Il est beaucoup question de droit en ce moment. Et particulièrement du droit à la liberté d'expression. En fonction de ce droit, You Tube diffuse une vidéo qui caricature violemment le prophète Mahomet et offense la sensibilité religieuse de millions de musulmans. En fonction de ce même droit, You Tube refuse de la retirer de son site. Le gouvernement des Etats-Unis qui pourrait forcer la main à l'entreprise américaine et qui pourrait être tenu en partie responsable d'une vidéo tournée sur le sol des Etats-Unis par des ressortissants états-uniens refuse d'agir efficacement et fermement, toujours au nom de la liberté d'expression. En France, une actrice invitée par un grand media peut exposer longuement son islamophobie. Enfin, ce matin, un hebdomadaire publie des caricatures pornographiques du prophète, toujours au nom de la liberté d'expression.
Parallèlement à cela, samedi, à Paris, quelque 250 manifestants de confession musulmane qui voulaient se rendre à proximité de l'ambassade américaine sont refoulés sans ménagements, maintenus un instant à l'écart, étroitement encadrés par les forces de police, puis, pour la plupart, arrêtés.

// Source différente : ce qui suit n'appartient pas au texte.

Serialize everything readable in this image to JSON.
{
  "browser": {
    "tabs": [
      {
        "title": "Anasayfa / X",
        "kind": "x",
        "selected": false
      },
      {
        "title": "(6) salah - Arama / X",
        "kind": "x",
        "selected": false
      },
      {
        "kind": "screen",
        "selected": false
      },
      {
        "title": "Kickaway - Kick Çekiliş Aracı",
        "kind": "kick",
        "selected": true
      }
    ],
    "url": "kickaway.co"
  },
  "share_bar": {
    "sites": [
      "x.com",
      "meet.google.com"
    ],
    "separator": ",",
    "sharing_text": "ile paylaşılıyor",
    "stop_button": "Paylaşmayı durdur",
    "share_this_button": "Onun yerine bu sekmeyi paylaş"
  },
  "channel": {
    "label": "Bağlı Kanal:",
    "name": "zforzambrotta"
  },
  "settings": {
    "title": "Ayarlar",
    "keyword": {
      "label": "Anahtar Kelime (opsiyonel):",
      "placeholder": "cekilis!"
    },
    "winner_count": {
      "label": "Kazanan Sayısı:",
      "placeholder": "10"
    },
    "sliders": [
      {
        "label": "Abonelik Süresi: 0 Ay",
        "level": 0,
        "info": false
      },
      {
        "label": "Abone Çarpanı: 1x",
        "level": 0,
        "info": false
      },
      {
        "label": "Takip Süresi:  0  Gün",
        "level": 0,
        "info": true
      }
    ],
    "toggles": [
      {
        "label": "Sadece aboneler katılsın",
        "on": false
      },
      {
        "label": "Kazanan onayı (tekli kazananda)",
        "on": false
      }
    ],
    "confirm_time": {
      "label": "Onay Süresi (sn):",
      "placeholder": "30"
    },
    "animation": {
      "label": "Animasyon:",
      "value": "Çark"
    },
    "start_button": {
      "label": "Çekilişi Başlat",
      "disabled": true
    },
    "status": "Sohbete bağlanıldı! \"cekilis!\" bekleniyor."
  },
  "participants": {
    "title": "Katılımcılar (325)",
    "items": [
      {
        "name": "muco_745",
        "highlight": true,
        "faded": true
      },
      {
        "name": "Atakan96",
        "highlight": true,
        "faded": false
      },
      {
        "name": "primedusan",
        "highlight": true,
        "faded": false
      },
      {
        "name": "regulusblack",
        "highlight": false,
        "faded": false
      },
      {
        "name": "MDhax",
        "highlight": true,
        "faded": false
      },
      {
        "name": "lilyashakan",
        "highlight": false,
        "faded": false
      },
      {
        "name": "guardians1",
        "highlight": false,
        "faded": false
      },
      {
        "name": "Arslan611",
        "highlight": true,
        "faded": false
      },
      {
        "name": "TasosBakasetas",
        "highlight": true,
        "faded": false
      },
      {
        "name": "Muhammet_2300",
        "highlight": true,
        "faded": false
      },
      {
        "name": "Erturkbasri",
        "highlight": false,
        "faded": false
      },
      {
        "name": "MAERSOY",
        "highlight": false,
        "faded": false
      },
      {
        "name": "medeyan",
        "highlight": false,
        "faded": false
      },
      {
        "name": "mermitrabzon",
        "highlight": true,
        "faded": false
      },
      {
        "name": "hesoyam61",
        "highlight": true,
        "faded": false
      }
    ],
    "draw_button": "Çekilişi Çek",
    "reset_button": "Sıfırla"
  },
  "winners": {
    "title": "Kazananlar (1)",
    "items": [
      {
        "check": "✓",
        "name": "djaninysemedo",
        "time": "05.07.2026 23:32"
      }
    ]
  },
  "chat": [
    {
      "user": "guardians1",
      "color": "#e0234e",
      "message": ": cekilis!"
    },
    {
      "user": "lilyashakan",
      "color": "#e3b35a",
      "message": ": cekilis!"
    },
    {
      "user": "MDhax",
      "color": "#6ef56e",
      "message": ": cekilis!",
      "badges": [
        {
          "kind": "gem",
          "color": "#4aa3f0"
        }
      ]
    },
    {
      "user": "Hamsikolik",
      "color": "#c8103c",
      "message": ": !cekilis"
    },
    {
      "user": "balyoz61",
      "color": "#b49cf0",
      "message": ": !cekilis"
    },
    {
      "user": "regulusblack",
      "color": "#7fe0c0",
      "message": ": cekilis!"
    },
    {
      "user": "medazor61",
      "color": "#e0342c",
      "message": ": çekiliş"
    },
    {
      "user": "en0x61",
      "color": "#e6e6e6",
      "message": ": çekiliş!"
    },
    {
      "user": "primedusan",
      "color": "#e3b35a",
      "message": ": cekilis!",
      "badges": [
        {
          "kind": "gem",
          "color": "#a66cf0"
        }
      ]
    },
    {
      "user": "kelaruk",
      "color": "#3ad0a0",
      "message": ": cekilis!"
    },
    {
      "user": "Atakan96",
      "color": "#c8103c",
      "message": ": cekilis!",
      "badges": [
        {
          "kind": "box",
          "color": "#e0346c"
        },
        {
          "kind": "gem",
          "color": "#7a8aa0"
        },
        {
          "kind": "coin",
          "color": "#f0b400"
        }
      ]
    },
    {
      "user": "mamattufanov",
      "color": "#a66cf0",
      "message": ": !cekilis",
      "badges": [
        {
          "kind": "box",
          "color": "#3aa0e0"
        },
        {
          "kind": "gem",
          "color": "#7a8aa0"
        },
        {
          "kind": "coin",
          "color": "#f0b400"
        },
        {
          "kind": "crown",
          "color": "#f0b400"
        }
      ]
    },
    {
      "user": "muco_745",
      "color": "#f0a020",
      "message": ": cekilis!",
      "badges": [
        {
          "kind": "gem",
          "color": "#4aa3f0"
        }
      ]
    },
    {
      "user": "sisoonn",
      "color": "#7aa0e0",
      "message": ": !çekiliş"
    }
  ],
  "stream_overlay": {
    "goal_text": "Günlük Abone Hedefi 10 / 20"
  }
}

Manuel Valls, le ministre de l'intérieur, justifie ce recours à la force par le prétexte que la manifestation n'aurait pas été déclarée, que quelques manifestants se trouvaient revêtus d'habits rituels et que des slogans hostiles à un "pays allié" auraient été proférés.
Plusieurs demandes de manifestation ont été adressées à des préfectures pour samedi prochain. Laurent Fabius, le ministre des Affaires étrangères, les a déjà rejetées, arguant que ces manifestations seraient des appels à la haine et à l'intolérance.
Au nom de quoi affirmer a priori que les musulmans, en manifestant, ne pourraient exprimer que de la haine et de l'intolérance ? Quel mépris sous-tend ce procès d'intention ! Certes, dans une protestation d'ampleur, il peut toujours y avoir des accents de colère de la part de quelques excités. Mais ce n'est pas la colère, je crois, qu'entendent d'abord exprimer les musulmans, c'est la souffrance. Souffrance d'être la cible constante d'attaques qui visent tour à tour et parfois en même temps leur religion et la communauté qu'ils représentent, souffrance de sentir une islamophobie mêlée d'arabophobie qui serait protégée par toutes les libertés d'expression quand eux n'auraient que celle de se taire.
Qu'on veuille leur refuser d'exprimer cette souffrance, de réclamer l'arrêt des attaques dont ils sont l'objet, on prendrait un bien plus grand risque que de les laisser manifester dans la dignité et le calme. Et l'on commettrait une injustice tout simplement.